The trend observed in recent years has continued in 2021, with in particular the increase in the number of observatories set up to monitor feminicides or gender-related killings, although progress has been more modest than what is expected. we might have hoped. Progress and setbacks have been uneven and have required tailored approaches.
“Given this reality, I have devoted a considerable part of my 10 months as mandate holder to engaging different key stakeholders, with the aim of listening to both how they view the realities on the field and what they consider to be the main priorities,” said Ms. Alsalem.
Impunity for perpetrators of violence against indigenous women
At the Palais des nations in Geneva, the Expert also looked at violence against indigenous women and girls. According to her, few subjects demonstrate the intersectionality of the causes and consequences of violence against women like the violence directed and experienced by Aboriginal women.
“They face a situation of constant daily violence caused by historical and unequal patriarchal power structures, racism, exclusion and marginalization that have been made possible by the legacy of colonialism”, denounced the Special Rapporteur.
It is often a form of intergenerational violence that permeates all aspects of their lives, Alsalem said.
“I know of few forms of violence against groups of women whose perpetrators, whether state or not, enjoy such a level of impunity”, she added, regretting that even when there has an awareness of the alarming and systematic levels of violence experienced by Aboriginal women, “the scale and gravity of the situation is often not reflected in the data collected”.
Even more troubling, where such data exists, it does not sufficiently influence legislation or public policy.

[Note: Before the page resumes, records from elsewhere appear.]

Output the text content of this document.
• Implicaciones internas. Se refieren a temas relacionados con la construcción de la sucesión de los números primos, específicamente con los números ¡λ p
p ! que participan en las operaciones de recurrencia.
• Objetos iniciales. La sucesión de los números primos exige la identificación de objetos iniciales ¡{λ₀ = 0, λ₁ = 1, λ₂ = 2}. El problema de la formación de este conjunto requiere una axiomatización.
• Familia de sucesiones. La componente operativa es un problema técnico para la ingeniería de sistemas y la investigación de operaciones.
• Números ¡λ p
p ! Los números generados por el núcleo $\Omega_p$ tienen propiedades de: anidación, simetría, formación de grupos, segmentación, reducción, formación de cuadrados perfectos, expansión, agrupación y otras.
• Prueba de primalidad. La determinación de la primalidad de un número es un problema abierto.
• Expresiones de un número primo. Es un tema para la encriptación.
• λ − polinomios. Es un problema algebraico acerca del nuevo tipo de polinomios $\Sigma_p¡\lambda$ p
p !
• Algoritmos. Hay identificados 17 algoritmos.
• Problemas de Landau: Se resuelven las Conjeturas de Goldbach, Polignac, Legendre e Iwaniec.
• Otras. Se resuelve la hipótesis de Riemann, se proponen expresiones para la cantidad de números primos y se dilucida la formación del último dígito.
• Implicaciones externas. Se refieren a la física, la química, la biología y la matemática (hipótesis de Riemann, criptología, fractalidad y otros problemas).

Although numerous customary laws and treaties have enshrined the right of indigenous women and girls to be free from violence, and although several regional human rights protection systems and national laws have reaffirmed the duty of States to ‘adopt all the necessary measures to prevent and eradicate all forms of violence against them, these texts have often not translated into improved prevention and protection measures for them, concluded the Special Rapporteur.